8 tbsp butter
1 cup sugar
3/4 tsp cinnamon
1/4 tsp allspice
1 tsp or more orange zest
2 cups fresh cranberries
1 large egg
1 tsp vanilla extract
1 1/4 cups flour (try using partial whole wheat pastry flour)
1 1/2 tsp baking powder
1/4 tsp salt
1/2 cup milk
Preheat oven to 350°. Rub the bottom and sides of an 8-inch round cake pan with 2 tablespoons butter. In a small bowl, whisk together 1/2 cup sugar with the orange peel and spices. Sprinkle mixture evenly over bottom of pan; arrange cranberries in a single layer on top.
Cream the remaining 6 tbsp butter and 1/2 cup sugar until light and fluffy. Add egg and vanilla; beat until well combined.
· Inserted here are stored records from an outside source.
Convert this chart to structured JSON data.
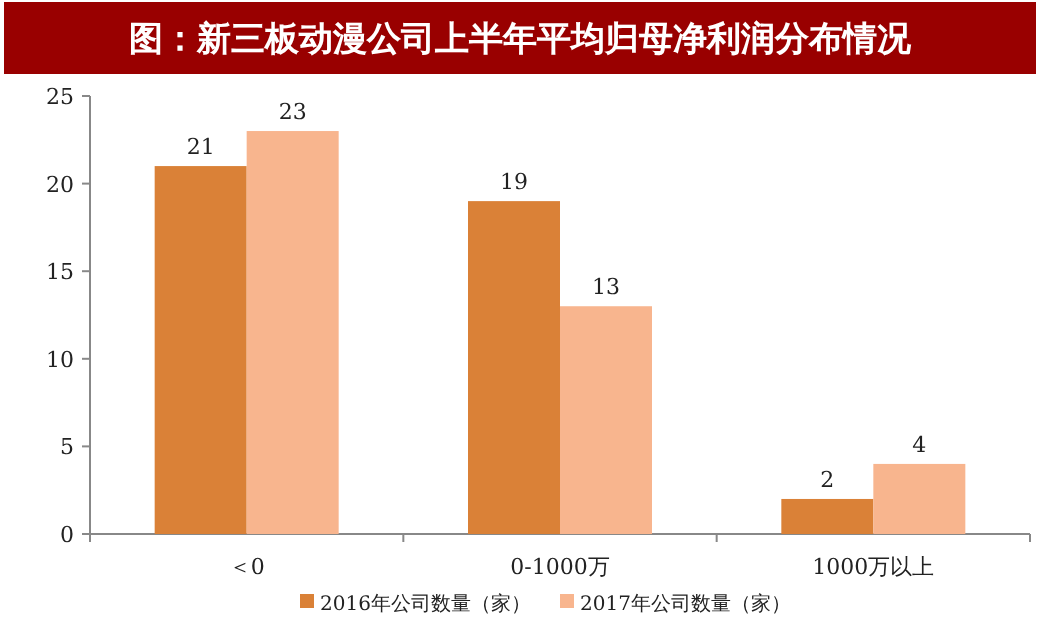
{
  "chart_data": {
    "type": "bar",
    "title": "图：新三板动漫公司上半年平均归母净利润分布情况",
    "categories": [
      "＜0",
      "0-1000万",
      "1000万以上"
    ],
    "series": [
      {
        "name": "2016年公司数量（家）",
        "color": "#da8137",
        "values": [
          21,
          19,
          2
        ]
      },
      {
        "name": "2017年公司数量（家）",
        "color": "#f8b58e",
        "values": [
          23,
          13,
          4
        ]
      }
    ],
    "ylim": [
      0,
      25
    ],
    "yticks": [
      0,
      5,
      10,
      15,
      20,
      25
    ],
    "data_labels": true,
    "legend": "bottom",
    "grid": false
  }
}
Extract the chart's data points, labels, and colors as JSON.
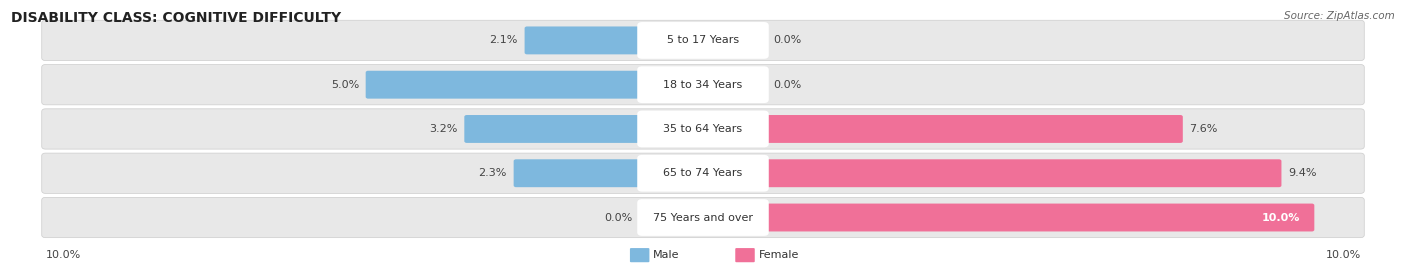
{
  "title": "DISABILITY CLASS: COGNITIVE DIFFICULTY",
  "source": "Source: ZipAtlas.com",
  "categories": [
    "5 to 17 Years",
    "18 to 34 Years",
    "35 to 64 Years",
    "65 to 74 Years",
    "75 Years and over"
  ],
  "male_values": [
    2.1,
    5.0,
    3.2,
    2.3,
    0.0
  ],
  "female_values": [
    0.0,
    0.0,
    7.6,
    9.4,
    10.0
  ],
  "max_value": 10.0,
  "male_color": "#7eb8de",
  "female_color": "#f07098",
  "male_color_light": "#b8d8ee",
  "female_color_light": "#f8aac0",
  "male_label": "Male",
  "female_label": "Female",
  "row_bg_color": "#e8e8e8",
  "label_bg_color": "#ffffff",
  "title_fontsize": 10,
  "label_fontsize": 8,
  "value_fontsize": 8,
  "source_fontsize": 7.5,
  "figwidth": 14.06,
  "figheight": 2.69,
  "dpi": 100
}
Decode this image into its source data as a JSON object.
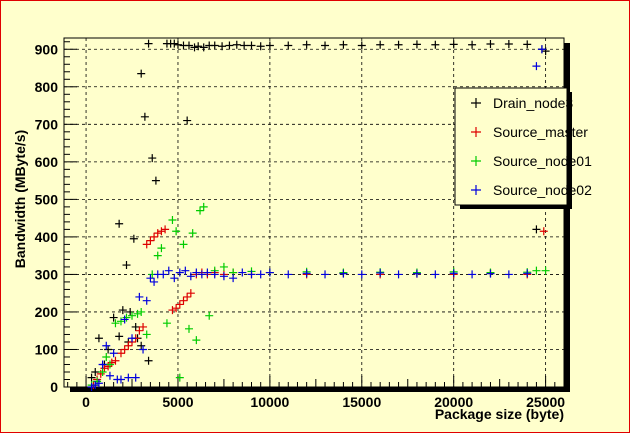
{
  "chart_data": {
    "type": "scatter",
    "title": "",
    "xlabel": "Package size (byte)",
    "ylabel": "Bandwidth (MByte/s)",
    "xlim": [
      -1200,
      26000
    ],
    "ylim": [
      0,
      930
    ],
    "xticks": [
      0,
      5000,
      10000,
      15000,
      20000,
      25000
    ],
    "yticks": [
      0,
      100,
      200,
      300,
      400,
      500,
      600,
      700,
      800,
      900
    ],
    "grid": true,
    "legend_position": "top-right",
    "colors": {
      "background": "#ffffcc",
      "frame": "#e00000",
      "grid": "#000000"
    },
    "series": [
      {
        "name": "Drain_node3",
        "color": "#000000",
        "x": [
          300,
          500,
          700,
          1000,
          1200,
          1500,
          1800,
          2000,
          2200,
          2400,
          2600,
          2800,
          3000,
          3200,
          3400,
          3600,
          3800,
          3400,
          3000,
          2700,
          2300,
          1800,
          4400,
          4600,
          4800,
          5000,
          5300,
          5600,
          5900,
          6100,
          6400,
          6700,
          7000,
          7400,
          7800,
          8200,
          8600,
          9000,
          9500,
          10000,
          11000,
          12000,
          13000,
          14000,
          15000,
          16000,
          17000,
          18000,
          19000,
          20000,
          21000,
          22000,
          23000,
          24000,
          24500,
          24800,
          25000,
          5500
        ],
        "y": [
          25,
          40,
          130,
          60,
          100,
          185,
          135,
          205,
          325,
          200,
          395,
          130,
          835,
          720,
          915,
          610,
          550,
          70,
          110,
          160,
          120,
          435,
          915,
          915,
          915,
          912,
          910,
          910,
          905,
          908,
          905,
          910,
          910,
          908,
          910,
          912,
          910,
          910,
          908,
          910,
          910,
          912,
          910,
          912,
          910,
          912,
          912,
          913,
          912,
          913,
          912,
          914,
          914,
          913,
          420,
          900,
          895,
          710
        ]
      },
      {
        "name": "Source_master",
        "color": "#dd0000",
        "x": [
          400,
          600,
          800,
          1000,
          1200,
          1400,
          1600,
          1900,
          2100,
          2300,
          2500,
          2700,
          2900,
          3100,
          3300,
          3500,
          3700,
          3900,
          4100,
          4300,
          4700,
          4900,
          5100,
          5300,
          5500,
          5700,
          6000,
          6300,
          6600,
          7000,
          7500,
          8000,
          9000,
          10000,
          12000,
          14000,
          16000,
          18000,
          20000,
          22000,
          24000,
          24900
        ],
        "y": [
          5,
          20,
          35,
          50,
          55,
          65,
          70,
          90,
          100,
          110,
          120,
          130,
          150,
          160,
          380,
          390,
          400,
          410,
          415,
          420,
          205,
          210,
          220,
          230,
          240,
          250,
          300,
          305,
          300,
          305,
          300,
          305,
          300,
          305,
          300,
          303,
          300,
          302,
          300,
          303,
          300,
          415
        ]
      },
      {
        "name": "Source_node01",
        "color": "#00cc00",
        "x": [
          300,
          600,
          900,
          1100,
          1300,
          1600,
          1900,
          2200,
          2500,
          2800,
          3000,
          3300,
          3600,
          3900,
          4100,
          4400,
          4700,
          4900,
          5100,
          5300,
          5600,
          5800,
          6000,
          6200,
          6400,
          6700,
          7000,
          7500,
          8000,
          9000,
          10000,
          12000,
          14000,
          16000,
          18000,
          20000,
          22000,
          24000,
          24500,
          25000
        ],
        "y": [
          5,
          15,
          40,
          80,
          60,
          170,
          175,
          185,
          190,
          195,
          200,
          140,
          300,
          350,
          370,
          170,
          445,
          415,
          25,
          380,
          155,
          410,
          125,
          470,
          480,
          190,
          310,
          320,
          305,
          308,
          305,
          307,
          305,
          306,
          305,
          307,
          305,
          306,
          310,
          310
        ]
      },
      {
        "name": "Source_node02",
        "color": "#0000dd",
        "x": [
          300,
          500,
          700,
          900,
          1100,
          1300,
          1500,
          1700,
          1900,
          2100,
          2300,
          2500,
          2700,
          2900,
          3100,
          3300,
          3500,
          3700,
          3900,
          4200,
          4500,
          4800,
          5100,
          5400,
          5700,
          6000,
          6300,
          6600,
          7000,
          7500,
          8000,
          8500,
          9000,
          9500,
          10000,
          11000,
          12000,
          13000,
          14000,
          15000,
          16000,
          17000,
          18000,
          19000,
          20000,
          21000,
          22000,
          23000,
          24000,
          24500,
          24800
        ],
        "y": [
          0,
          5,
          10,
          60,
          110,
          30,
          90,
          20,
          20,
          180,
          25,
          130,
          25,
          240,
          100,
          230,
          290,
          280,
          300,
          300,
          310,
          290,
          305,
          310,
          295,
          305,
          300,
          305,
          300,
          295,
          290,
          305,
          300,
          300,
          305,
          300,
          303,
          300,
          302,
          300,
          304,
          300,
          302,
          300,
          303,
          300,
          302,
          300,
          303,
          855,
          900
        ]
      }
    ]
  }
}
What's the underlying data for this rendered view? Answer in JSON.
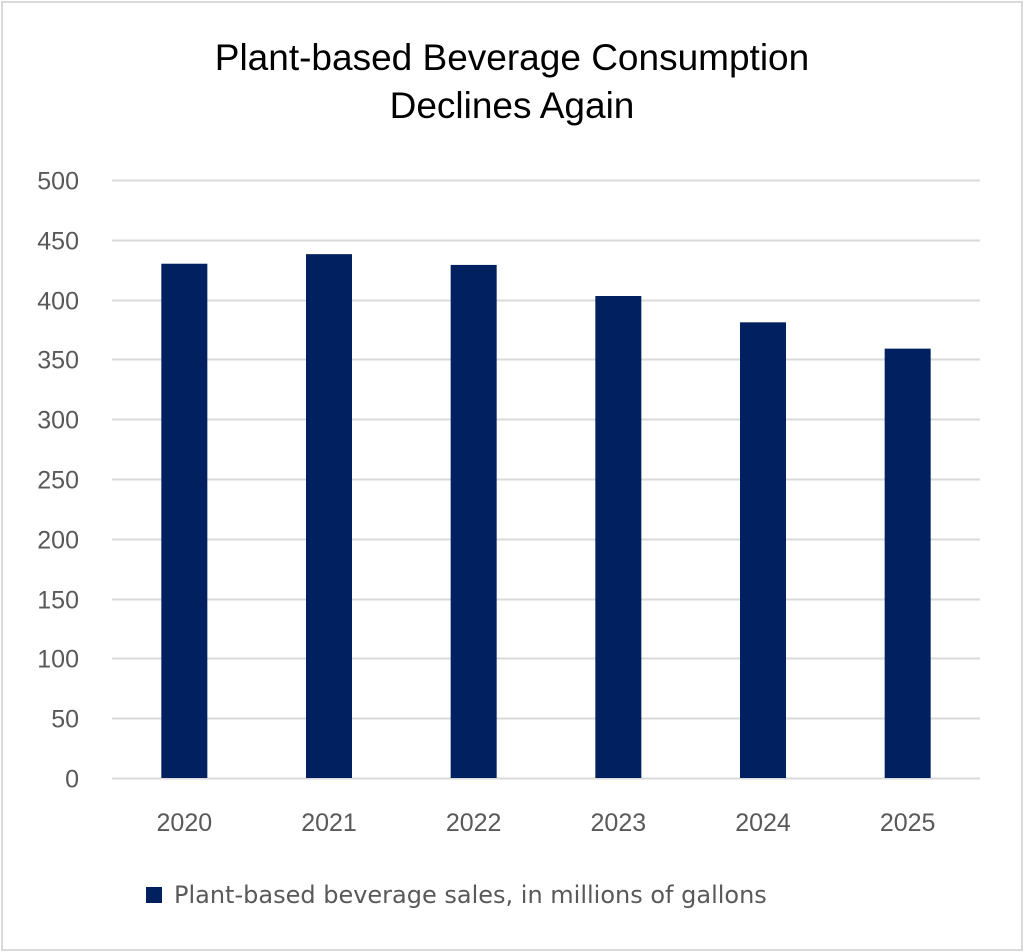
{
  "chart_data": {
    "type": "bar",
    "title": "Plant-based Beverage Consumption Declines Again",
    "title_lines": [
      "Plant-based Beverage Consumption",
      "Declines Again"
    ],
    "categories": [
      "2020",
      "2021",
      "2022",
      "2023",
      "2024",
      "2025"
    ],
    "series": [
      {
        "name": "Plant-based beverage sales, in millions of gallons",
        "values": [
          430,
          438,
          429,
          403,
          381,
          359
        ],
        "color": "#002060"
      }
    ],
    "xlabel": "",
    "ylabel": "",
    "ylim": [
      0,
      500
    ],
    "yticks": [
      0,
      50,
      100,
      150,
      200,
      250,
      300,
      350,
      400,
      450,
      500
    ],
    "grid": true,
    "legend_position": "bottom"
  },
  "colors": {
    "bar": "#002060",
    "grid": "#d9d9d9",
    "tick_text": "#595959",
    "border": "#d9d9d9"
  }
}
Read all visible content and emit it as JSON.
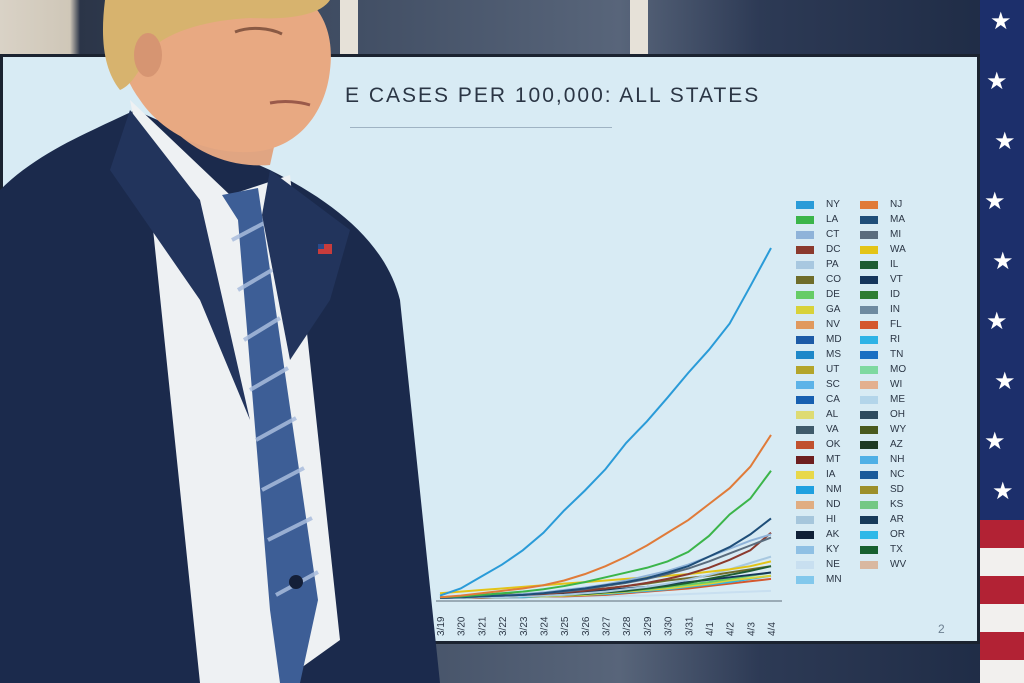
{
  "screen": {
    "title": "E CASES PER 100,000: ALL STATES",
    "page_number": "2"
  },
  "chart_data": {
    "type": "line",
    "title": "E CASES PER 100,000: ALL STATES",
    "xlabel": "",
    "ylabel": "",
    "categories": [
      "3/19",
      "3/20",
      "3/21",
      "3/22",
      "3/23",
      "3/24",
      "3/25",
      "3/26",
      "3/27",
      "3/28",
      "3/29",
      "3/30",
      "3/31",
      "4/1",
      "4/2",
      "4/3",
      "4/4"
    ],
    "series": [
      {
        "name": "NY",
        "color": "#2a9bd8",
        "values": [
          3,
          12,
          27,
          42,
          60,
          82,
          110,
          135,
          162,
          195,
          222,
          252,
          283,
          312,
          345,
          392,
          440
        ]
      },
      {
        "name": "NJ",
        "color": "#e07b39",
        "values": [
          1,
          3,
          6,
          9,
          12,
          16,
          22,
          30,
          40,
          52,
          66,
          82,
          98,
          118,
          138,
          165,
          205
        ]
      },
      {
        "name": "LA",
        "color": "#3bb54a",
        "values": [
          1,
          2,
          4,
          6,
          8,
          11,
          15,
          20,
          26,
          32,
          38,
          46,
          58,
          78,
          105,
          125,
          160
        ]
      },
      {
        "name": "MA",
        "color": "#1f4e79",
        "values": [
          0,
          1,
          2,
          3,
          4,
          6,
          9,
          12,
          16,
          20,
          25,
          32,
          40,
          52,
          64,
          80,
          100
        ]
      },
      {
        "name": "CT",
        "color": "#8fb3d9",
        "values": [
          0,
          1,
          2,
          3,
          5,
          7,
          10,
          13,
          17,
          22,
          28,
          34,
          42,
          52,
          62,
          72,
          80
        ]
      },
      {
        "name": "MI",
        "color": "#5a6c7d",
        "values": [
          0,
          1,
          2,
          3,
          4,
          6,
          8,
          11,
          15,
          19,
          24,
          30,
          37,
          46,
          56,
          66,
          76
        ]
      },
      {
        "name": "DC",
        "color": "#8b3a2e",
        "values": [
          0,
          1,
          2,
          3,
          4,
          5,
          7,
          9,
          12,
          15,
          19,
          24,
          30,
          38,
          48,
          60,
          82
        ]
      },
      {
        "name": "WA",
        "color": "#e3c417",
        "values": [
          6,
          8,
          10,
          12,
          14,
          16,
          18,
          20,
          22,
          24,
          26,
          28,
          30,
          33,
          36,
          40,
          46
        ]
      },
      {
        "name": "PA",
        "color": "#a8c8e0",
        "values": [
          0,
          0,
          1,
          1,
          2,
          3,
          4,
          6,
          8,
          11,
          14,
          18,
          23,
          29,
          36,
          44,
          52
        ]
      },
      {
        "name": "IL",
        "color": "#1e5c32",
        "values": [
          0,
          0,
          1,
          1,
          2,
          3,
          4,
          5,
          7,
          9,
          12,
          15,
          19,
          24,
          29,
          34,
          40
        ]
      },
      {
        "name": "CO",
        "color": "#6f6d2a",
        "values": [
          1,
          2,
          3,
          4,
          5,
          6,
          8,
          10,
          12,
          15,
          18,
          22,
          25,
          28,
          32,
          36,
          40
        ]
      },
      {
        "name": "VT",
        "color": "#16365c",
        "values": [
          0,
          1,
          2,
          3,
          4,
          5,
          6,
          8,
          10,
          12,
          14,
          17,
          20,
          23,
          26,
          29,
          32
        ]
      },
      {
        "name": "DE",
        "color": "#66cc66",
        "values": [
          0,
          0,
          1,
          1,
          2,
          3,
          4,
          5,
          7,
          9,
          11,
          14,
          17,
          20,
          24,
          28,
          32
        ]
      },
      {
        "name": "GA",
        "color": "#d8d23a",
        "values": [
          0,
          0,
          1,
          1,
          2,
          2,
          3,
          4,
          6,
          8,
          10,
          12,
          15,
          18,
          22,
          25,
          28
        ]
      },
      {
        "name": "RI",
        "color": "#2eb3e6",
        "values": [
          0,
          0,
          1,
          1,
          1,
          2,
          3,
          4,
          5,
          7,
          9,
          11,
          14,
          17,
          20,
          24,
          28
        ]
      },
      {
        "name": "FL",
        "color": "#d4572e",
        "values": [
          0,
          0,
          0,
          1,
          1,
          2,
          2,
          3,
          4,
          6,
          8,
          10,
          12,
          15,
          18,
          21,
          24
        ]
      },
      {
        "name": "NE",
        "color": "#c8dff0",
        "values": [
          0,
          0,
          0,
          0,
          1,
          1,
          1,
          2,
          2,
          3,
          3,
          4,
          5,
          6,
          7,
          8,
          9
        ]
      }
    ]
  },
  "legend": {
    "items": [
      {
        "label": "NY",
        "color": "#2a9bd8"
      },
      {
        "label": "NJ",
        "color": "#e07b39"
      },
      {
        "label": "LA",
        "color": "#3bb54a"
      },
      {
        "label": "MA",
        "color": "#1f4e79"
      },
      {
        "label": "CT",
        "color": "#8fb3d9"
      },
      {
        "label": "MI",
        "color": "#5a6c7d"
      },
      {
        "label": "DC",
        "color": "#8b3a2e"
      },
      {
        "label": "WA",
        "color": "#e3c417"
      },
      {
        "label": "PA",
        "color": "#a8c8e0"
      },
      {
        "label": "IL",
        "color": "#1e5c32"
      },
      {
        "label": "CO",
        "color": "#6f6d2a"
      },
      {
        "label": "VT",
        "color": "#16365c"
      },
      {
        "label": "DE",
        "color": "#66cc66"
      },
      {
        "label": "ID",
        "color": "#2e7d32"
      },
      {
        "label": "GA",
        "color": "#d8d23a"
      },
      {
        "label": "IN",
        "color": "#6e8aa0"
      },
      {
        "label": "NV",
        "color": "#e0995e"
      },
      {
        "label": "FL",
        "color": "#d4572e"
      },
      {
        "label": "MD",
        "color": "#1c5aa6"
      },
      {
        "label": "RI",
        "color": "#2eb3e6"
      },
      {
        "label": "MS",
        "color": "#1e88c9"
      },
      {
        "label": "TN",
        "color": "#1a6fc2"
      },
      {
        "label": "UT",
        "color": "#b3a52a"
      },
      {
        "label": "MO",
        "color": "#7ed9a0"
      },
      {
        "label": "SC",
        "color": "#5db3e8"
      },
      {
        "label": "WI",
        "color": "#e3b08f"
      },
      {
        "label": "CA",
        "color": "#175fb0"
      },
      {
        "label": "ME",
        "color": "#b3d5ea"
      },
      {
        "label": "AL",
        "color": "#dedb73"
      },
      {
        "label": "OH",
        "color": "#2d4a5e"
      },
      {
        "label": "VA",
        "color": "#3f5a6a"
      },
      {
        "label": "WY",
        "color": "#4a5a1e"
      },
      {
        "label": "OK",
        "color": "#c0502e"
      },
      {
        "label": "AZ",
        "color": "#1e3a24"
      },
      {
        "label": "MT",
        "color": "#6e1f1f"
      },
      {
        "label": "NH",
        "color": "#4fb0e6"
      },
      {
        "label": "IA",
        "color": "#e8d84a"
      },
      {
        "label": "NC",
        "color": "#1a5a9a"
      },
      {
        "label": "NM",
        "color": "#1fa0e0"
      },
      {
        "label": "SD",
        "color": "#9c8f2a"
      },
      {
        "label": "ND",
        "color": "#e0ad82"
      },
      {
        "label": "KS",
        "color": "#74c884"
      },
      {
        "label": "HI",
        "color": "#a6c6dc"
      },
      {
        "label": "AR",
        "color": "#173a5a"
      },
      {
        "label": "AK",
        "color": "#0f2036"
      },
      {
        "label": "OR",
        "color": "#2eb8e8"
      },
      {
        "label": "KY",
        "color": "#8fc0e4"
      },
      {
        "label": "TX",
        "color": "#17602f"
      },
      {
        "label": "NE",
        "color": "#c8dff0"
      },
      {
        "label": "WV",
        "color": "#d9b8a0"
      },
      {
        "label": "MN",
        "color": "#82c8ec"
      }
    ]
  },
  "colors": {
    "screen_bg": "#d8ebf4",
    "suit": "#1b2a4c",
    "flag_blue": "#1c2f6b",
    "flag_red": "#b22234"
  }
}
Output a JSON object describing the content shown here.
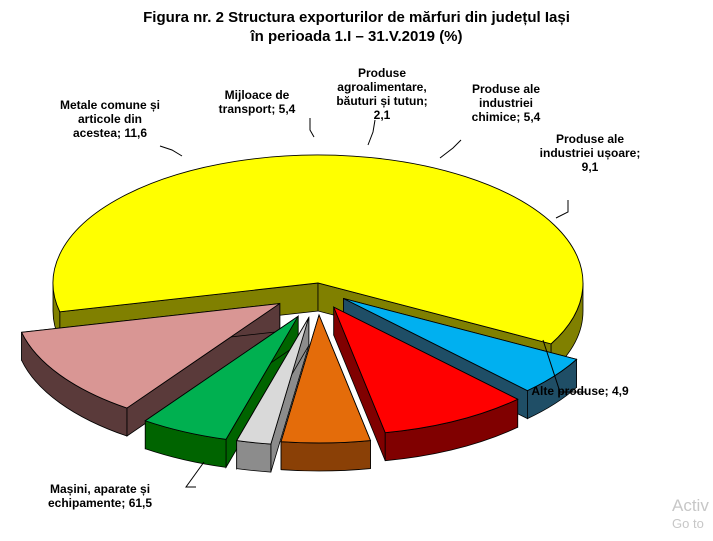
{
  "chart_data": {
    "type": "pie",
    "title_lines": [
      "Figura nr. 2 Structura exporturilor de mărfuri din județul Iași",
      "în perioada 1.I – 31.V.2019 (%)"
    ],
    "slices": [
      {
        "label_lines": [
          "Mașini, aparate și",
          "echipamente; 61,5"
        ],
        "value": 61.5,
        "color": "#ffff00",
        "side_color": "#808000"
      },
      {
        "label_lines": [
          "Alte produse; 4,9"
        ],
        "value": 4.9,
        "color": "#00b0f0",
        "side_color": "#1f4e66"
      },
      {
        "label_lines": [
          "Produse ale",
          "industriei ușoare;",
          "9,1"
        ],
        "value": 9.1,
        "color": "#ff0000",
        "side_color": "#800000"
      },
      {
        "label_lines": [
          "Produse ale",
          "industriei",
          "chimice; 5,4"
        ],
        "value": 5.4,
        "color": "#e46c0a",
        "side_color": "#8a4006"
      },
      {
        "label_lines": [
          "Produse",
          "agroalimentare,",
          "băuturi și tutun;",
          "2,1"
        ],
        "value": 2.1,
        "color": "#d9d9d9",
        "side_color": "#8c8c8c"
      },
      {
        "label_lines": [
          "Mijloace de",
          "transport; 5,4"
        ],
        "value": 5.4,
        "color": "#00b050",
        "side_color": "#006400"
      },
      {
        "label_lines": [
          "Metale comune și",
          "articole din",
          "acestea; 11,6"
        ],
        "value": 11.6,
        "color": "#d99694",
        "side_color": "#5a3a3a"
      }
    ]
  },
  "watermark": {
    "line1": "Activ",
    "line2": "Go to"
  }
}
Combine flour, baking powder, and salt. With mixer on low speed, add flour mixture to butter mixture in three batches, alternating with the milk, until well combined.
Spoon batter over cranberries in pan and smooth top. Place pan on a baking sheet; bake cake until a toothpick inserted in the center comes out clean, 30 to 35 minutes. Let cool on a wire rack for 20 minutes. Run a knife around edge of cake; invert onto a rimmed platter.
Double the recipe for a 9×13 rectangular pan, or 12″ round.
2023 – used about 1 tbsp of grated orange zest; also used frozen cranberries. Delicious!